Will got up too, but Michelle accosted us before we reached the door.

“Miss Treadwell, I need a word about your timetable. The contemporary teacher starts next week, and two of the lessons coincide with your individual tuition from Aleks.”

“I’m no longer having that, the individual tuition.” It was hard to concentrate on mundane matters. I wanted to think about sparkling snow and tall stones and the sun.

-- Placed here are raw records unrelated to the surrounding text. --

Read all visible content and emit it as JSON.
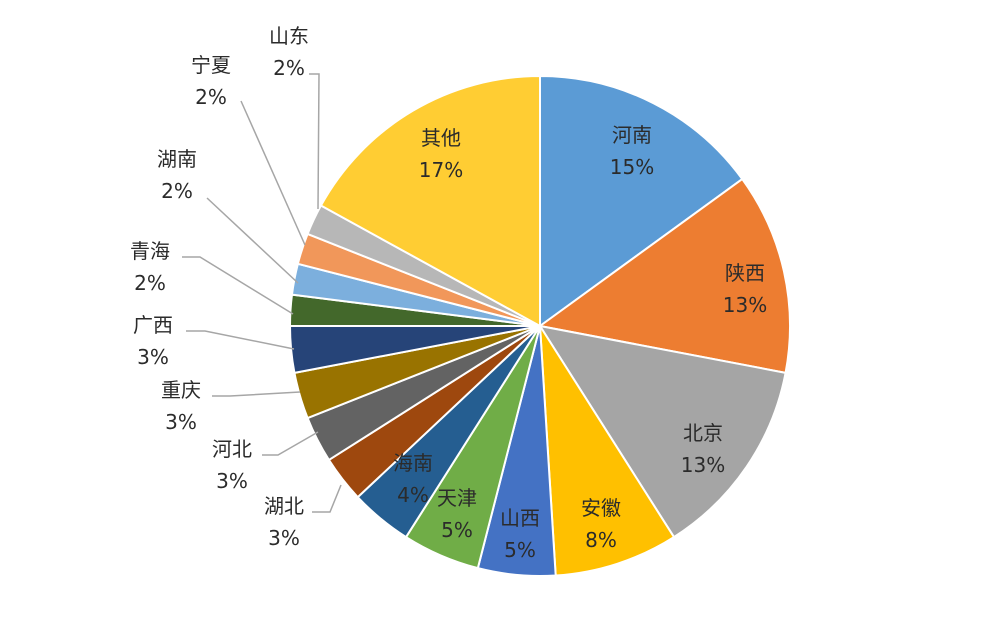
{
  "chart_data": {
    "type": "pie",
    "title": "",
    "slices": [
      {
        "name": "河南",
        "label": "15%",
        "value": 15,
        "color": "#5B9BD5"
      },
      {
        "name": "陕西",
        "label": "13%",
        "value": 13,
        "color": "#ED7D31"
      },
      {
        "name": "北京",
        "label": "13%",
        "value": 13,
        "color": "#A5A5A5"
      },
      {
        "name": "安徽",
        "label": "8%",
        "value": 8,
        "color": "#FFC000"
      },
      {
        "name": "山西",
        "label": "5%",
        "value": 5,
        "color": "#4472C4"
      },
      {
        "name": "天津",
        "label": "5%",
        "value": 5,
        "color": "#70AD47"
      },
      {
        "name": "海南",
        "label": "4%",
        "value": 4,
        "color": "#255E91"
      },
      {
        "name": "湖北",
        "label": "3%",
        "value": 3,
        "color": "#9E480E"
      },
      {
        "name": "河北",
        "label": "3%",
        "value": 3,
        "color": "#636363"
      },
      {
        "name": "重庆",
        "label": "3%",
        "value": 3,
        "color": "#997300"
      },
      {
        "name": "广西",
        "label": "3%",
        "value": 3,
        "color": "#264478"
      },
      {
        "name": "青海",
        "label": "2%",
        "value": 2,
        "color": "#43682B"
      },
      {
        "name": "湖南",
        "label": "2%",
        "value": 2,
        "color": "#7CAFDD"
      },
      {
        "name": "宁夏",
        "label": "2%",
        "value": 2,
        "color": "#F1975A"
      },
      {
        "name": "山东",
        "label": "2%",
        "value": 2,
        "color": "#B7B7B7"
      },
      {
        "name": "其他",
        "label": "17%",
        "value": 17,
        "color": "#FFCD33"
      }
    ]
  }
}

Aleks whipped round on the bench. “Why you say this?”

“There wasn’t any this last week,” I noted. “And Simone told me she was having those sessions instead of me now.”

“That’s not exactly what I said, Amalphia,” replied Simone with a light laugh.

“It is exactly what you said. You instead of me, things better now we’re here, remember?”

Michelle intervened. “You’re still down for them, but you can’t do contemporary also as the teacher wants participants to do all of her classes. What’s it to be?”

“Contemporary,” I said at once to her satisfaction, but not Aleks’s.

He followed us into the foyer and demanded to speak with me. Will wandered over to the stairs while Aleks and I went a little way into the kitchen passage.